TL;DR
This paper develops a Bayesian statistical method to estimate redshifts and infer properties of intergalactic magnetic fields from fast radio burst observations, highlighting the need for dense environments and large samples for accurate cosmological insights.
Contribution
It introduces a probabilistic approach combining Monte-Carlo simulations and Bayesian inference to analyze FRB data for cosmological and astrophysical parameters.
Findings
Lower limits on FRB redshifts with extragalactic DM ≥ 400 pc cm$^{-3}$
Intervening galaxies alone cannot explain all highly scattered FRBs
Large samples of FRBs can tighten constraints on intergalactic magnetic fields
Abstract
Context: Fast Radio Bursts are transient radio pulses from presumably compact stellar sources of extragalactic origin.
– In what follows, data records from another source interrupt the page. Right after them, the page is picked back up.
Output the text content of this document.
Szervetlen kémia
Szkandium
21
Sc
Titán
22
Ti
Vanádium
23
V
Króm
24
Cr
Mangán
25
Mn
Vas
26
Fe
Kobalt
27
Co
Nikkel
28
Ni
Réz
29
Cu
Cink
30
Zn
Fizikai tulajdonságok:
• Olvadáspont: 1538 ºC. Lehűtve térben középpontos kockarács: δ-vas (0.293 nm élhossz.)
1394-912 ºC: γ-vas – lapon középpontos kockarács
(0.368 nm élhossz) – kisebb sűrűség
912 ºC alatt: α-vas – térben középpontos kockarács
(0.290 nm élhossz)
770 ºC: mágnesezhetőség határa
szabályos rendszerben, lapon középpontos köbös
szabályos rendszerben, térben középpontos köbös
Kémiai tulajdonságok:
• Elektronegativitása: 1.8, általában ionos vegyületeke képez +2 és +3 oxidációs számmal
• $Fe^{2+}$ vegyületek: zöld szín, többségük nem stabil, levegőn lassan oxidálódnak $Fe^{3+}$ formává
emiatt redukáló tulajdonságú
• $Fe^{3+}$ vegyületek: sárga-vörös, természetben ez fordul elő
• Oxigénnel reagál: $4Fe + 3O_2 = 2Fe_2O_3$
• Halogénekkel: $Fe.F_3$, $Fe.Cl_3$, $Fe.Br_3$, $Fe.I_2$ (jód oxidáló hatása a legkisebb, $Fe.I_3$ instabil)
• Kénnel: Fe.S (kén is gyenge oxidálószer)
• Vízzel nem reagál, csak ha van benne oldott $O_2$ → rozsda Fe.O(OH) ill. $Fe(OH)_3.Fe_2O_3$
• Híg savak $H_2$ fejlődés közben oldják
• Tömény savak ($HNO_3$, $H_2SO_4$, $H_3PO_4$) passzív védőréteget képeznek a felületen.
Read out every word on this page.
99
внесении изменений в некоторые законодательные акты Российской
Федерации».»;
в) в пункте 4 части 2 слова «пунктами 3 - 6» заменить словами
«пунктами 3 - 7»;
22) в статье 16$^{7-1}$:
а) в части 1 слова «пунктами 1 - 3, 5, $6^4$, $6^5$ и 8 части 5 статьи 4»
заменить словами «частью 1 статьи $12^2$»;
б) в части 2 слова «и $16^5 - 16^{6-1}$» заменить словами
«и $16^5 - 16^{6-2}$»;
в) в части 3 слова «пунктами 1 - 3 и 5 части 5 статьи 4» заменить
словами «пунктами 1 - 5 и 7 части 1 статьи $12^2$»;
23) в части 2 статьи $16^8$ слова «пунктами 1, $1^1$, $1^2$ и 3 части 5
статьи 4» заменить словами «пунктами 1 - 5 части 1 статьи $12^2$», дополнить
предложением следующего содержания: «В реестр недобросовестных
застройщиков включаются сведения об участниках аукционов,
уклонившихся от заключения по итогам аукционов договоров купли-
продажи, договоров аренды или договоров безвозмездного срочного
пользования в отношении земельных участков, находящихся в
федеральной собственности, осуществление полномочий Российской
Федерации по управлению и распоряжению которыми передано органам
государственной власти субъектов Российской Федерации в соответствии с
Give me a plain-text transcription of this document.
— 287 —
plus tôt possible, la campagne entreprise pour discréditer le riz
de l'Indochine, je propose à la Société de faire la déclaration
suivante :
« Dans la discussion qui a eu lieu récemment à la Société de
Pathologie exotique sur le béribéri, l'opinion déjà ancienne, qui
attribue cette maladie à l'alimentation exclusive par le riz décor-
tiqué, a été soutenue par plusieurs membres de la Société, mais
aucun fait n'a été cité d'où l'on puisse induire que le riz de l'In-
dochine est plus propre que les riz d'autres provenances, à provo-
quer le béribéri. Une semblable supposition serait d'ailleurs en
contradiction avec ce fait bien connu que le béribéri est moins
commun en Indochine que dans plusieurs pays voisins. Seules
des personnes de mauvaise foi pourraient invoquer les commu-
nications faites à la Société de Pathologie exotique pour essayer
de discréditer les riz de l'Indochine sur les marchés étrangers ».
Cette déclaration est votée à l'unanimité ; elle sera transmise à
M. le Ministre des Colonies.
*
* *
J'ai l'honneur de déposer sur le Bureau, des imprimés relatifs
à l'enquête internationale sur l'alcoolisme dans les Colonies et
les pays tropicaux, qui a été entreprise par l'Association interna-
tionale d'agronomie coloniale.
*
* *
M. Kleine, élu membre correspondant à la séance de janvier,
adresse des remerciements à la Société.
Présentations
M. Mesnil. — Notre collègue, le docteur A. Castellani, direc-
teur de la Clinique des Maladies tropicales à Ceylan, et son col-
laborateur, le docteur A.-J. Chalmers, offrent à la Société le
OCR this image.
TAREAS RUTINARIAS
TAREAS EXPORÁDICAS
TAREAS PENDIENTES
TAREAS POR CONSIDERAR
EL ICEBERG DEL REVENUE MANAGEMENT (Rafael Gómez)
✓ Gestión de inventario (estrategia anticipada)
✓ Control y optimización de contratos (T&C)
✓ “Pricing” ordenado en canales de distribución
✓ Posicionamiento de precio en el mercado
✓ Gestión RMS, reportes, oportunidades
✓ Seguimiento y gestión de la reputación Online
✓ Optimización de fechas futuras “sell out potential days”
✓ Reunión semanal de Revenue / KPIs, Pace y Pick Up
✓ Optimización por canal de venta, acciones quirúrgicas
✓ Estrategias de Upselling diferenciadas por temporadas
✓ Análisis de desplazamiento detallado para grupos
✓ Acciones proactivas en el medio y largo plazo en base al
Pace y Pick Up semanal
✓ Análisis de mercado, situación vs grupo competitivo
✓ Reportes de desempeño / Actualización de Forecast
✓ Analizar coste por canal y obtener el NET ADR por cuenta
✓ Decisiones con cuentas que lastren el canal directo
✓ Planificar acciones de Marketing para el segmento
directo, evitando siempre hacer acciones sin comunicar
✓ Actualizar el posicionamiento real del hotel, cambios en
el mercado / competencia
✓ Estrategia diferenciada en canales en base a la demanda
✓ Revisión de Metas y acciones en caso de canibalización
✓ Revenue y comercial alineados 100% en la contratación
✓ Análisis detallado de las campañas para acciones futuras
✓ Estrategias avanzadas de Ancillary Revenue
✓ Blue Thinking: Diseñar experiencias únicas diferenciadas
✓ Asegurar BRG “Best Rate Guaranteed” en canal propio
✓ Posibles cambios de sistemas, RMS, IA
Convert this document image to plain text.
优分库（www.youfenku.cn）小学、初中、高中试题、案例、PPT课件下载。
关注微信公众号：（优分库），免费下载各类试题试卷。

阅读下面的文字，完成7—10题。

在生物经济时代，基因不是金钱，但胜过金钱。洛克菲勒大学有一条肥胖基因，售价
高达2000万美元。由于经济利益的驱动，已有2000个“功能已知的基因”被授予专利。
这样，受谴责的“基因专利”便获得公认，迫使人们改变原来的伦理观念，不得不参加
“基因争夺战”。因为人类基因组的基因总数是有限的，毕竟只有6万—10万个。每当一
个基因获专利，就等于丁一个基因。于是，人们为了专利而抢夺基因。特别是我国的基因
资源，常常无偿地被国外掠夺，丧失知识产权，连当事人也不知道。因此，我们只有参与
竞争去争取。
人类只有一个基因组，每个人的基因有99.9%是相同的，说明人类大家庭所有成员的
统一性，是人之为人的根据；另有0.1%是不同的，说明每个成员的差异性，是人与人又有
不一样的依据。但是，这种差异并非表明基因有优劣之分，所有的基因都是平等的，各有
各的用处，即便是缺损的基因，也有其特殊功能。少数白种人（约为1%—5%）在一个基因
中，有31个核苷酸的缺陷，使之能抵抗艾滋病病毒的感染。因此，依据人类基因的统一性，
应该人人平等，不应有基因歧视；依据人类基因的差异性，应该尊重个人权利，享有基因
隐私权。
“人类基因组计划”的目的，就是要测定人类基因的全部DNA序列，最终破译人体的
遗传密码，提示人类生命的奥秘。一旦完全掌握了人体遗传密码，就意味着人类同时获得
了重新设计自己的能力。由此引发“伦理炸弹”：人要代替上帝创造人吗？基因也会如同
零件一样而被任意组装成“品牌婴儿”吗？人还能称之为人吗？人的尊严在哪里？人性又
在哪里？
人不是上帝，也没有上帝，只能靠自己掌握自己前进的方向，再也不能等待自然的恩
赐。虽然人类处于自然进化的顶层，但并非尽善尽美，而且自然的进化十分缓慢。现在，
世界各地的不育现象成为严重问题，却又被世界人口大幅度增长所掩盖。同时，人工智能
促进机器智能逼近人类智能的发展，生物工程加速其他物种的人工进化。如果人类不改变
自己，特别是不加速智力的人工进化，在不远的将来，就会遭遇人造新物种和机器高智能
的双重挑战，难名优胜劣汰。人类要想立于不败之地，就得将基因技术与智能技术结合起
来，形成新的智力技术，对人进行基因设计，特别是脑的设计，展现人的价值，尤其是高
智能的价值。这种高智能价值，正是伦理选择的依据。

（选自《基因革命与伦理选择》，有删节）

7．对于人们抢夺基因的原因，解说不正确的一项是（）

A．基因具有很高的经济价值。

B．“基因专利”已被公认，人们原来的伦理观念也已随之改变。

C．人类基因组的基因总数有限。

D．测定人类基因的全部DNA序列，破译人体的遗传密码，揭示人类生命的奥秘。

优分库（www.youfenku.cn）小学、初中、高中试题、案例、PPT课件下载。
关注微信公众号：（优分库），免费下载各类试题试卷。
With new telescopes detecting multiple events per day, statistical methods are required in order to interpret observations and make inferences regarding astrophysical and cosmological questions. Purpose: We present a method that uses probability estimates of fast radio burst observables to obtain likelihood estimates for the underlying models. Method: Considering models for all regions along the line-of-sight, including intervening galaxies, we perform Monte-Carlo simulations to estimate the distribution of the dispersion measure, rotation measure and temporal broadening. Using Bayesian statistics, we compare these predictions to observations of Fast Radio Bursts. Results: By applying Bayes theorem, we obtain lower limits on the redshift of Fast Radio Bursts with…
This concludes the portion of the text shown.